Gözleri iyice kırmızıya boyanınca son çare sert erkek modeline bürünmek olduğuna karar verdim.
"Bizim aramızda bir şey yok lütfen annem gibi başlayıp adamın asabını bozma!" diye kızdım.
"Olmasın!" diye bağırmaya devam etmesiyle sert erkek modelinin de işe yarayamayacağını anladım. Onun için en iyisi özüme dönmek. Ayaklarımı sehpaya uzatıp ağzıma mısır vererek "Olmaz, rahat ol." dedim.
Olumlu anlamda başını sallayıp gülümseyince rahatladım. Mısır yemeye geri döndüğümde hem mısırın renginin verdiği uyarı hem de ağzımın kurumasıyla "Süt var mı evde?" diye iştahla sordum.
"Saçı açıkken güzelliği ortaya çıkmış!" demesiyle kafamı mısır kasesine gömüp ruhuma Fatiha okumaya karar verdim.
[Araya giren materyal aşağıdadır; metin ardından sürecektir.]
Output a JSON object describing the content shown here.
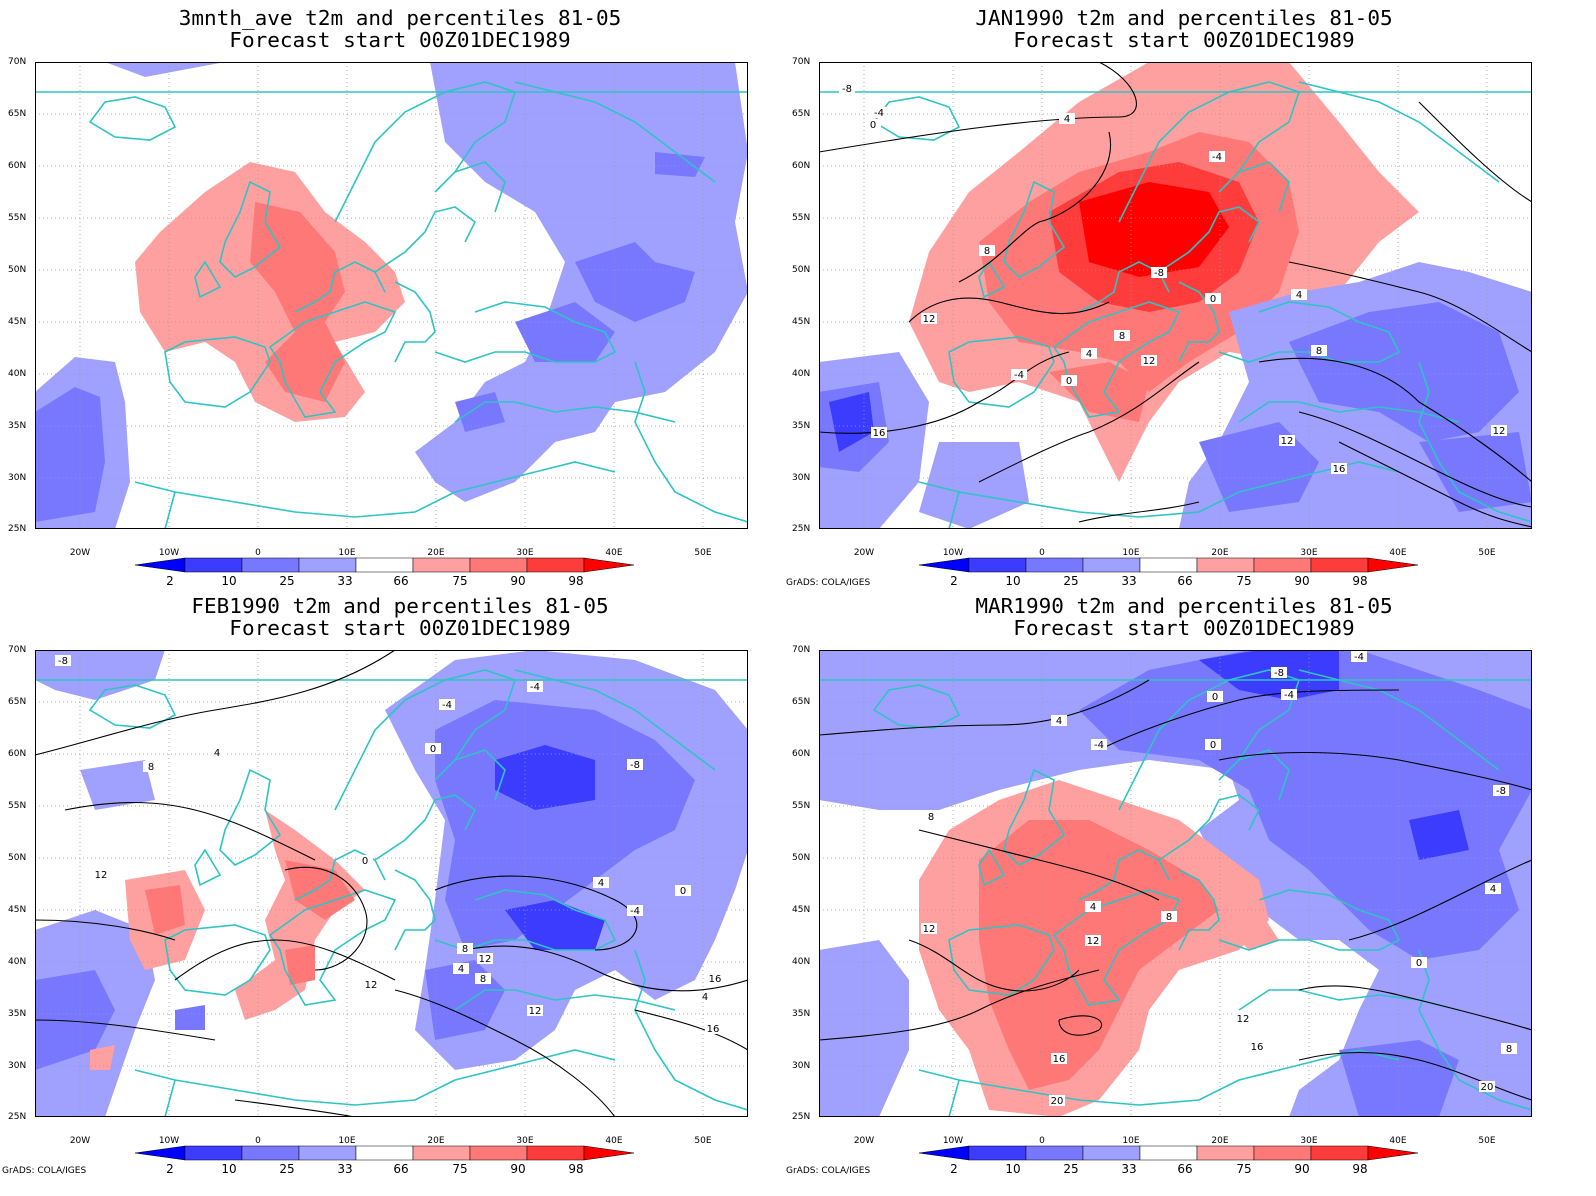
{
  "panels": [
    {
      "id": "p1",
      "title_line1": "3mnth_ave t2m and percentiles 81-05",
      "title_line2": "Forecast start 00Z01DEC1989",
      "credit": ""
    },
    {
      "id": "p2",
      "title_line1": "JAN1990 t2m and percentiles 81-05",
      "title_line2": "Forecast start 00Z01DEC1989",
      "credit": "GrADS: COLA/IGES"
    },
    {
      "id": "p3",
      "title_line1": "FEB1990 t2m and percentiles 81-05",
      "title_line2": "Forecast start 00Z01DEC1989",
      "credit": "GrADS: COLA/IGES"
    },
    {
      "id": "p4",
      "title_line1": "MAR1990 t2m and percentiles 81-05",
      "title_line2": "Forecast start 00Z01DEC1989",
      "credit": "GrADS: COLA/IGES"
    }
  ],
  "lat_labels": [
    "70N",
    "65N",
    "60N",
    "55N",
    "50N",
    "45N",
    "40N",
    "35N",
    "30N",
    "25N"
  ],
  "lon_labels": [
    "20W",
    "10W",
    "0",
    "10E",
    "20E",
    "30E",
    "40E",
    "50E"
  ],
  "colorbar": {
    "labels": [
      "2",
      "10",
      "25",
      "33",
      "66",
      "75",
      "90",
      "98"
    ],
    "colors": [
      "#0000ff",
      "#3c3cff",
      "#7878ff",
      "#a0a0ff",
      "#ffffff",
      "#ffa0a0",
      "#ff7878",
      "#ff3c3c",
      "#ff0000"
    ]
  },
  "shading_colors": {
    "cold_light": "#a0a0ff",
    "cold_mid": "#7878ff",
    "cold_dark": "#3c3cff",
    "warm_light": "#ffa0a0",
    "warm_mid": "#ff7878",
    "warm_dark": "#ff3c3c",
    "warm_max": "#ff0000",
    "coast": "#2ec4c4"
  },
  "contour_labels": {
    "p2": [
      "-8",
      "-4",
      "0",
      "4",
      "8",
      "12",
      "16",
      "-4",
      "0",
      "4",
      "8",
      "12",
      "-8",
      "-4",
      "0",
      "4",
      "8",
      "12",
      "16",
      "12"
    ],
    "p3": [
      "-8",
      "-4",
      "0",
      "4",
      "8",
      "12",
      "-4",
      "-8",
      "0",
      "4",
      "8",
      "12",
      "16",
      "-4",
      "4",
      "8",
      "12",
      "0",
      "4",
      "12",
      "16"
    ],
    "p4": [
      "-8",
      "-4",
      "0",
      "4",
      "8",
      "12",
      "-8",
      "-4",
      "-4",
      "0",
      "4",
      "8",
      "12",
      "16",
      "20",
      "4",
      "0",
      "12",
      "16",
      "20",
      "8"
    ]
  }
}
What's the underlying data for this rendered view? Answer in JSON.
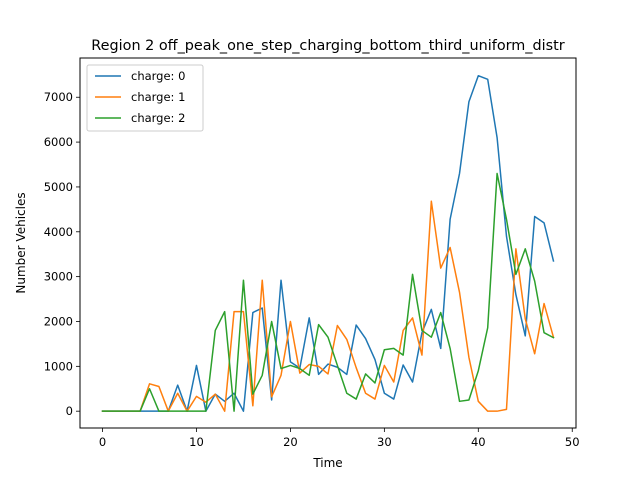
{
  "chart_data": {
    "type": "line",
    "title": "Region 2 off_peak_one_step_charging_bottom_third_uniform_distr",
    "xlabel": "Time",
    "ylabel": "Number Vehicles",
    "xlim": [
      -2.4,
      50.4
    ],
    "ylim": [
      -375,
      7875
    ],
    "xticks": [
      0,
      10,
      20,
      30,
      40,
      50
    ],
    "yticks": [
      0,
      1000,
      2000,
      3000,
      4000,
      5000,
      6000,
      7000
    ],
    "grid": false,
    "legend": "top-left",
    "x": [
      0,
      1,
      2,
      3,
      4,
      5,
      6,
      7,
      8,
      9,
      10,
      11,
      12,
      13,
      14,
      15,
      16,
      17,
      18,
      19,
      20,
      21,
      22,
      23,
      24,
      25,
      26,
      27,
      28,
      29,
      30,
      31,
      32,
      33,
      34,
      35,
      36,
      37,
      38,
      39,
      40,
      41,
      42,
      43,
      44,
      45,
      46,
      47,
      48
    ],
    "series": [
      {
        "name": "charge: 0",
        "color": "#1f77b4",
        "values": [
          0,
          0,
          0,
          0,
          0,
          0,
          0,
          0,
          580,
          0,
          1020,
          0,
          380,
          220,
          400,
          0,
          2200,
          2300,
          250,
          2920,
          1100,
          960,
          2080,
          820,
          1050,
          980,
          820,
          1920,
          1620,
          1150,
          400,
          270,
          1030,
          650,
          1750,
          2270,
          1400,
          4280,
          5300,
          6900,
          7480,
          7400,
          6100,
          3900,
          2600,
          1680,
          4340,
          4200,
          3350
        ]
      },
      {
        "name": "charge: 1",
        "color": "#ff7f0e",
        "values": [
          0,
          0,
          0,
          0,
          0,
          610,
          550,
          0,
          400,
          0,
          330,
          200,
          380,
          0,
          2220,
          2220,
          120,
          2920,
          320,
          800,
          2000,
          850,
          1040,
          1000,
          830,
          1910,
          1600,
          970,
          400,
          270,
          1020,
          650,
          1800,
          2080,
          1250,
          4680,
          3190,
          3650,
          2650,
          1200,
          220,
          0,
          0,
          40,
          3620,
          2060,
          1280,
          2400,
          1650
        ]
      },
      {
        "name": "charge: 2",
        "color": "#2ca02c",
        "values": [
          0,
          0,
          0,
          0,
          0,
          500,
          0,
          0,
          0,
          0,
          0,
          0,
          1800,
          2220,
          0,
          2920,
          380,
          800,
          2000,
          950,
          1020,
          950,
          800,
          1930,
          1650,
          1020,
          400,
          270,
          830,
          630,
          1370,
          1400,
          1250,
          3050,
          1800,
          1650,
          2200,
          1400,
          220,
          250,
          900,
          1860,
          5300,
          4280,
          3050,
          3620,
          2900,
          1750,
          1640
        ]
      }
    ]
  }
}
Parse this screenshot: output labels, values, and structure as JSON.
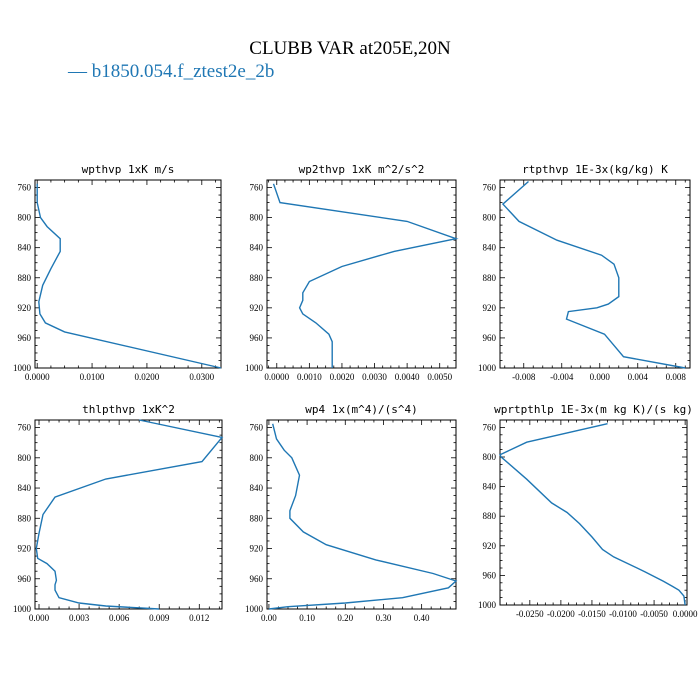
{
  "title": "CLUBB VAR at205E,20N",
  "legend": {
    "label": "— b1850.054.f_ztest2e_2b",
    "color": "#1f77b4"
  },
  "chart_data": [
    {
      "type": "line",
      "title": "wpthvp  1xK m/s",
      "xlim": [
        -0.0004,
        0.0335
      ],
      "ylim": [
        1000,
        750
      ],
      "xticks": [
        0.0,
        0.01,
        0.02,
        0.03
      ],
      "xtick_labels": [
        "0.0000",
        "0.0100",
        "0.0200",
        "0.0300"
      ],
      "yticks": [
        760,
        800,
        840,
        880,
        920,
        960,
        1000
      ],
      "series": [
        {
          "x": [
            0.0,
            0.0,
            0.0006,
            0.0018,
            0.0042,
            0.0042,
            0.0025,
            0.001,
            0.0003,
            0.0005,
            0.0015,
            0.005,
            0.0335
          ],
          "y": [
            755,
            780,
            800,
            812,
            828,
            845,
            868,
            890,
            912,
            928,
            940,
            952,
            1000
          ]
        }
      ]
    },
    {
      "type": "line",
      "title": "wp2thvp  1xK m^2/s^2",
      "xlim": [
        -0.0003,
        0.0055
      ],
      "ylim": [
        1000,
        750
      ],
      "xticks": [
        0.0,
        0.001,
        0.002,
        0.003,
        0.004,
        0.005
      ],
      "xtick_labels": [
        "0.0000",
        "0.0010",
        "0.0020",
        "0.0030",
        "0.0040",
        "0.0050"
      ],
      "yticks": [
        760,
        800,
        840,
        880,
        920,
        960,
        1000
      ],
      "series": [
        {
          "x": [
            -0.0001,
            0.0001,
            0.004,
            0.0055,
            0.0036,
            0.002,
            0.001,
            0.0008,
            0.0008,
            0.0007,
            0.0008,
            0.0012,
            0.0016,
            0.0017,
            0.0017
          ],
          "y": [
            755,
            780,
            805,
            828,
            845,
            865,
            885,
            900,
            910,
            920,
            928,
            940,
            955,
            965,
            1000
          ]
        }
      ]
    },
    {
      "type": "line",
      "title": "rtpthvp  1E-3x(kg/kg) K",
      "xlim": [
        -0.0105,
        0.0095
      ],
      "ylim": [
        1000,
        750
      ],
      "xticks": [
        -0.008,
        -0.004,
        0.0,
        0.004,
        0.008
      ],
      "xtick_labels": [
        "-0.008",
        "-0.004",
        "0.000",
        "0.004",
        "0.008"
      ],
      "yticks": [
        760,
        800,
        840,
        880,
        920,
        960,
        1000
      ],
      "series": [
        {
          "x": [
            -0.0075,
            -0.0102,
            -0.0085,
            -0.0045,
            0.0002,
            0.0015,
            0.002,
            0.002,
            0.0009,
            -0.0003,
            -0.0033,
            -0.0035,
            0.0005,
            0.0015,
            0.0025,
            0.009
          ],
          "y": [
            752,
            782,
            805,
            830,
            850,
            862,
            880,
            905,
            915,
            920,
            925,
            935,
            955,
            970,
            985,
            1000
          ]
        }
      ]
    },
    {
      "type": "line",
      "title": "thlpthvp  1xK^2",
      "xlim": [
        -0.0003,
        0.0137
      ],
      "ylim": [
        1000,
        750
      ],
      "xticks": [
        0.0,
        0.003,
        0.006,
        0.009,
        0.012
      ],
      "xtick_labels": [
        "0.000",
        "0.003",
        "0.006",
        "0.009",
        "0.012"
      ],
      "yticks": [
        760,
        800,
        840,
        880,
        920,
        960,
        1000
      ],
      "series": [
        {
          "x": [
            0.0075,
            0.0137,
            0.0122,
            0.005,
            0.0012,
            0.0003,
            0.0,
            -0.0002,
            -0.0001,
            0.0006,
            0.0012,
            0.0013,
            0.0012,
            0.0012,
            0.0015,
            0.003,
            0.005,
            0.009
          ],
          "y": [
            750,
            773,
            805,
            828,
            852,
            875,
            900,
            920,
            933,
            940,
            950,
            962,
            968,
            975,
            985,
            992,
            996,
            1000
          ]
        }
      ]
    },
    {
      "type": "line",
      "title": "wp4  1x(m^4)/(s^4)",
      "xlim": [
        -0.005,
        0.49
      ],
      "ylim": [
        1000,
        750
      ],
      "xticks": [
        0.0,
        0.1,
        0.2,
        0.3,
        0.4
      ],
      "xtick_labels": [
        "0.00",
        "0.10",
        "0.20",
        "0.30",
        "0.40"
      ],
      "yticks": [
        760,
        800,
        840,
        880,
        920,
        960,
        1000
      ],
      "series": [
        {
          "x": [
            0.01,
            0.02,
            0.04,
            0.06,
            0.08,
            0.07,
            0.055,
            0.055,
            0.09,
            0.15,
            0.28,
            0.43,
            0.49,
            0.47,
            0.35,
            0.2,
            0.05,
            0.0
          ],
          "y": [
            755,
            775,
            790,
            800,
            823,
            850,
            870,
            880,
            898,
            915,
            935,
            953,
            963,
            972,
            985,
            992,
            997,
            1000
          ]
        }
      ]
    },
    {
      "type": "line",
      "title": "wprtpthlp  1E-3x(m kg K)/(s kg)",
      "xlim": [
        -0.0298,
        0.0003
      ],
      "ylim": [
        1000,
        750
      ],
      "xticks": [
        -0.025,
        -0.02,
        -0.015,
        -0.01,
        -0.005,
        0.0
      ],
      "xtick_labels": [
        "-0.0250",
        "-0.0200",
        "-0.0150",
        "-0.0100",
        "-0.0050",
        "0.0000"
      ],
      "yticks": [
        760,
        800,
        840,
        880,
        920,
        960,
        1000
      ],
      "series": [
        {
          "x": [
            -0.0125,
            -0.0255,
            -0.0298,
            -0.0296,
            -0.0255,
            -0.0215,
            -0.019,
            -0.017,
            -0.015,
            -0.0133,
            -0.0115,
            -0.0065,
            -0.0035,
            -0.002,
            -0.001,
            -0.0002,
            0.0
          ],
          "y": [
            755,
            780,
            797,
            800,
            830,
            862,
            875,
            890,
            908,
            925,
            935,
            955,
            968,
            975,
            980,
            988,
            1000
          ]
        }
      ]
    }
  ]
}
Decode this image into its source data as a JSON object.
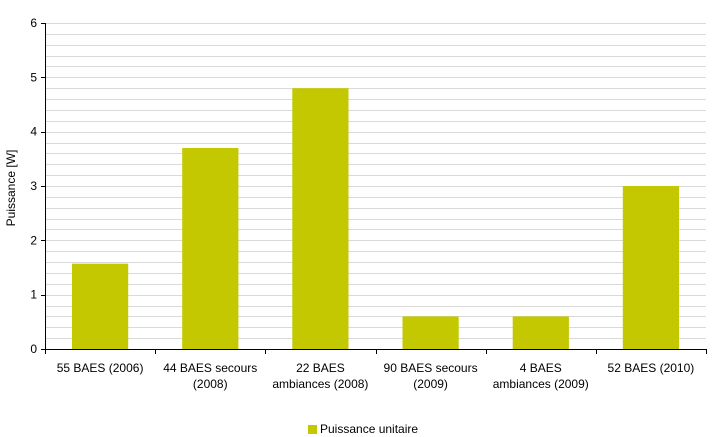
{
  "chart_data": {
    "type": "bar",
    "categories": [
      [
        "55 BAES (2006)"
      ],
      [
        "44 BAES secours",
        "(2008)"
      ],
      [
        "22 BAES",
        "ambiances (2008)"
      ],
      [
        "90 BAES secours",
        "(2009)"
      ],
      [
        "4 BAES",
        "ambiances (2009)"
      ],
      [
        "52 BAES (2010)"
      ]
    ],
    "series": [
      {
        "name": "Puissance unitaire",
        "values": [
          1.57,
          3.7,
          4.8,
          0.6,
          0.6,
          3.0
        ]
      }
    ],
    "ylabel": "Puissance [W]",
    "ylim": [
      0,
      6
    ],
    "yticks": [
      0,
      1,
      2,
      3,
      4,
      5,
      6
    ],
    "minor_grid_step": 0.2,
    "grid": true,
    "legend_position": "bottom-center",
    "bar_color": "#c3c800",
    "grid_color": "#d9d9d9"
  }
}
Siz de okur musunuz?..
"Ya öyle miymiş?" diye umursamaz bir sesle sordum. Ağzıma mısır attığım gibi "Cüneyt!" diye boş yere köpürmeye devam eden Sedef'e baktım ve aklıma Güneş'in görüntüsünü getirdim. Yani öyle ahım şahım bir güzelliği yok.
"Standart bir güzelliği var." diyerek kaseden bir avuç mısır aldım.
"Ben mi daha güzelim yoksa o?" diye sormasıyla bu sözlü sınavın bir an önce bitmesini istediğimden aklıma tekrar Güneş'i getirdim. Sedef siyah gözlü, esmer, mini bir kadındı. Güneş mavi gözlü, kumral tenli mini bir kadındı. İkisinin de ortak noktası mini olmaları! Bana dikkatlice bakan Sedef'le bunu söylediğim takdirde topuklu ayakkabılarının başımda yer edileceğine emindim.
"İkinizde aynı güzelliğe sahipsiniz." dememle "Ne demek aynıyız?" diye bağırdı.
"İkinizin de standart bir güzelliği var!" dedim bastırarak.
"Cüneyt!" diye bağırınca yorgunca ona baktım.
"Sağır değilim Sedef!" diye sonunda dayanamayarak isyan ettim.
"Geri zekâlı!" diye bağırıp kolumdan tuttu.
"Ne yapıyorsun?" diye şaşkınlıkla sordum.
"Bu sefer gerçekten bitti!" diye bağırıp ağlamaya başlayınca "Sakin ol, niye ağlıyorsun?" diye şaşkın şaşkın sordum.
Öfkeyle "Çık!!!" diye bağırıp sehpaya saldırınca merakla ona baktım. Eline aldığı eşyaları bana fırlatmaya başlayınca canımın güvenliği için gitmenin en iyi seçenek olduğuna karar verdim.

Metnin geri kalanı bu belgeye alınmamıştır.